J'ai bien reçu votre courrier du 10 juin. Je regrette fortement le retard que je prends dans cette affaire que, croyez-le, je ne souhaite pas enterrer. Mais si le jésuite que je choisis comme responsable de la commission à venir est désigné, je rencontre quelques difficultés à constituer ce groupe avec des personnes dégagées a priori de tout risque de lien avec les institutions ou personnes qui pourraient être concernées et également en mesure de présenter quelques compétences tant juridiques que psychologiques précieuses pour que ce qui sera réalisé assure I'attention nécessaire aux victimes et conduise, lorsque cela est possible, à la mise en route des démarches qui s'imposent. Je rappelle que pour moi cette commission est constituée à I'occasion de I'affaire regrettable qui nous occupe mais aura pour mission d'être disponible au cas où d'autres affaires seraient soulevées. Par ailleurs, je dois reconnaître que les divers déplacements qui ont été les miens au long de l'année, la nécessité par ailleurs d'avancer en connaissance de cause de ce qui est également recherché tant dans d'autres endroits de la Compagnie que dans d'autres lieux de l'Eglise de France contribuent fortement à ce retard.

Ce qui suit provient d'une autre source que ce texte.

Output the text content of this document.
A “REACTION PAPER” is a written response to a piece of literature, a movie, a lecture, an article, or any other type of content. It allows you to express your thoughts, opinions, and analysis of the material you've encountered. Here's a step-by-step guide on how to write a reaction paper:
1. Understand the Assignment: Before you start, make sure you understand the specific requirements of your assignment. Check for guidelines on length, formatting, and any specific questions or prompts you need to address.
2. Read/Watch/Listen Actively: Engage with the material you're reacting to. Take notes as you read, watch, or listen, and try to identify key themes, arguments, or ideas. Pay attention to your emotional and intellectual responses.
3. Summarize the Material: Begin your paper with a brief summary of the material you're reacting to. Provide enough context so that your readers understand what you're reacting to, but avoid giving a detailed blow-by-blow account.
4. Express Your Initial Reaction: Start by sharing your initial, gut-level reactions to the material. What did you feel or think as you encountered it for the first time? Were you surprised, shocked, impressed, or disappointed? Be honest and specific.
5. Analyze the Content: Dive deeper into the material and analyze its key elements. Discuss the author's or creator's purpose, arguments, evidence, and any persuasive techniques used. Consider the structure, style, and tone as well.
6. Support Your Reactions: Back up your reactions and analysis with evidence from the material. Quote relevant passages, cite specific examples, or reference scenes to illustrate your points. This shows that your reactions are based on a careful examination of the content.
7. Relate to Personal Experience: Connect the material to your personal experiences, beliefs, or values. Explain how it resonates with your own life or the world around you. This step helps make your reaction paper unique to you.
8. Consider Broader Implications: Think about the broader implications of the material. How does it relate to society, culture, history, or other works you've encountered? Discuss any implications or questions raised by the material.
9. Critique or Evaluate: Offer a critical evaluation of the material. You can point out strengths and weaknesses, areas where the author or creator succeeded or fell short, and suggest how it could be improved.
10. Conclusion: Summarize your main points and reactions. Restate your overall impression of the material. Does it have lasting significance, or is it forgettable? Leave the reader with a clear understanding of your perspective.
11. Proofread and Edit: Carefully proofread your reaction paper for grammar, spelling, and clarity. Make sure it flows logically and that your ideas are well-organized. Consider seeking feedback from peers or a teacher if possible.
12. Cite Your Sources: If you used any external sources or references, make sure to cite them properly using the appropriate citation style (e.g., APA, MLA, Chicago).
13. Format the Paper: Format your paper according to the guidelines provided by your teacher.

Vous m'exprimez la demande de consulter le dossier du Père Lamande. Sachez que s'il y avait dans nos archives un dossier qui apportait quelque éclaircissement sur la question je vous aurais fait part des informations qui auraient permis d'éclaircir ce qui s'est passé. Or je ne dispose de rien sur ces attitudes du Père Lamande.

Concernant le départ du Père Lamande du collège, d'après nos catalogues il a effectivement quitté l'établissement à l'été 1977. Je n'ai pas dé trace non plus de raisons particulières ayant pu provoquer un départ précipité, départ qui a eu lieu vers un âge (70 ans accomplis) où il n'était pas systématique de quitter un établissement scolaire mais où cela arrivait cependant également. Je relève par ailleurs, que le Père a alors été envoyé en communauté rue de Grenelle, soit donc toujours sur la ville de Paris ; j'aurais tendance à penser - mais je reconnais que ce ne sont que suppositions - qu'un départ pour des raisons graves connues aurait conduit à un éloignement plus important. 

Prévoyant de vous recontacter courant septembre pour aboutir sur les instances en cours d'élaboration, je vous prie de ne pas considérer mes retards comme un désintérêt pour ce qui vous a, vous et les autres personnes victimes, blessé dans votre histoire de manière illégitime et inacceptable. 

Avec mes salutations cordiales et I'assurance de ma prière tournée vers le Christ qui ne cesse de guérir et sauver les êtres que nous sommes.